AWS Database Blog
Export and import data from Amazon S3 to Amazon Aurora PostgreSQL
You can build highly distributed applications using a multitude of purpose-built databases by decoupling complex applications into smaller pieces, which allows you to choose the right database for the right job. Amazon Aurora is the preferred choice for OLTP workloads. Aurora makes it easy to set up, operate, and scale a relational database in the cloud.
This post demonstrates how you can export and import data from Amazon Aurora PostgreSQL-Compatible Edition to Amazon Simple Storage Service (Amazon S3) and shares associated best practices. The feature to export and import data to Amazon S3 is also available for Amazon Aurora MySQL-Compatible Edition.
Overview of Aurora PostgreSQL-Compatible and Amazon S3
Aurora is a MySQL-compatible and PostgreSQL-compatible relational database built for the cloud. It combines the performance and availability of traditional enterprise databases with the simplicity and cost-effectiveness of open-source databases.
Amazon S3 is an object storage service that offers industry-leading scalability, data availability, security, and performance. This means customers of all sizes and industries can use it to store and protect any amount of data.

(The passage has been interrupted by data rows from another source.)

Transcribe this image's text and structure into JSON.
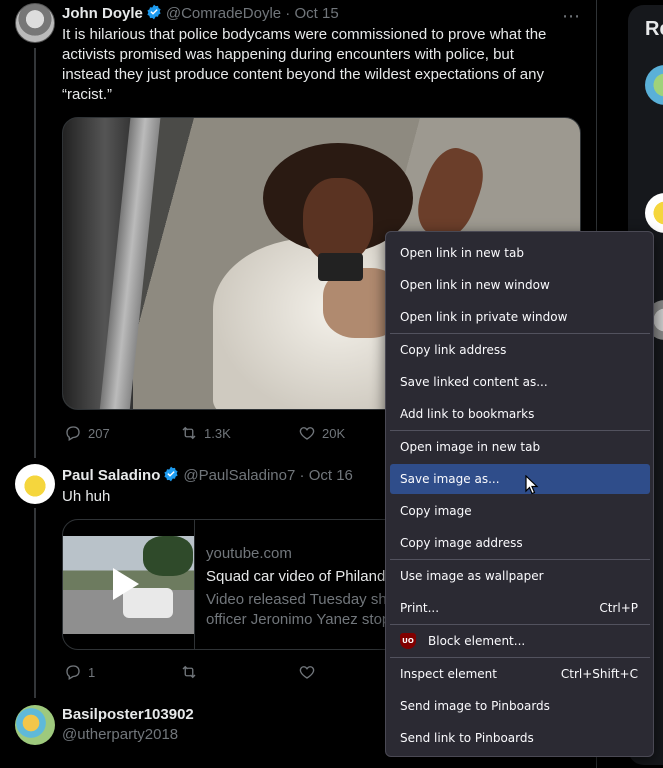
{
  "tweets": [
    {
      "name": "John Doyle",
      "handle": "@ComradeDoyle",
      "date": "Oct 15",
      "text_lines": [
        "It is hilarious that police bodycams were commissioned to prove what the",
        "activists promised was happening during encounters with police, but",
        "instead they just produce content beyond the wildest expectations of any",
        "“racist.”"
      ],
      "replies": "207",
      "retweets": "1.3K",
      "likes": "20K"
    },
    {
      "name": "Paul Saladino",
      "handle": "@PaulSaladino7",
      "date": "Oct 16",
      "text": "Uh huh",
      "card": {
        "domain": "youtube.com",
        "title": "Squad car video of Philando Castile shooting",
        "desc_line1": "Video released Tuesday shows the moment police",
        "desc_line2": "officer Jeronimo Yanez stopped Philando Castile"
      },
      "replies": "1"
    },
    {
      "name": "Basilposter103902",
      "handle": "@utherparty2018"
    }
  ],
  "sidebar": {
    "heading": "Re"
  },
  "context_menu": {
    "items": [
      {
        "label": "Open link in new tab"
      },
      {
        "label": "Open link in new window"
      },
      {
        "label": "Open link in private window"
      },
      {
        "label": "Copy link address"
      },
      {
        "label": "Save linked content as..."
      },
      {
        "label": "Add link to bookmarks"
      },
      {
        "label": "Open image in new tab"
      },
      {
        "label": "Save image as..."
      },
      {
        "label": "Copy image"
      },
      {
        "label": "Copy image address"
      },
      {
        "label": "Use image as wallpaper"
      },
      {
        "label": "Print...",
        "shortcut": "Ctrl+P"
      },
      {
        "label": "Block element..."
      },
      {
        "label": "Inspect element",
        "shortcut": "Ctrl+Shift+C"
      },
      {
        "label": "Send image to Pinboards"
      },
      {
        "label": "Send link to Pinboards"
      }
    ],
    "highlighted": "Save image as...",
    "ublock_badge": "UO"
  },
  "colors": {
    "background": "#000000",
    "accent": "#1d9bf0",
    "menu_bg": "#2b2a33",
    "menu_highlight": "#2f4d8a"
  }
}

The following diagram illustrates the solution architecture.
Prerequisites
Before you get started, complete the following prerequisite steps:
- Launch an Aurora PostgreSQL DB cluster. You can also use an existing cluster.
Note: To export data to Amazon S3 from Aurora PostgreSQL, your database must be running one of the following PostgreSQL engine versions 10.14 or higher, 11.9 or higher ,12.4 or higher - Launch an Amazon EC2 instance that you installed the PostgreSQL client on. You can also use the pgAdmin tool or tool of your choice for this purpose.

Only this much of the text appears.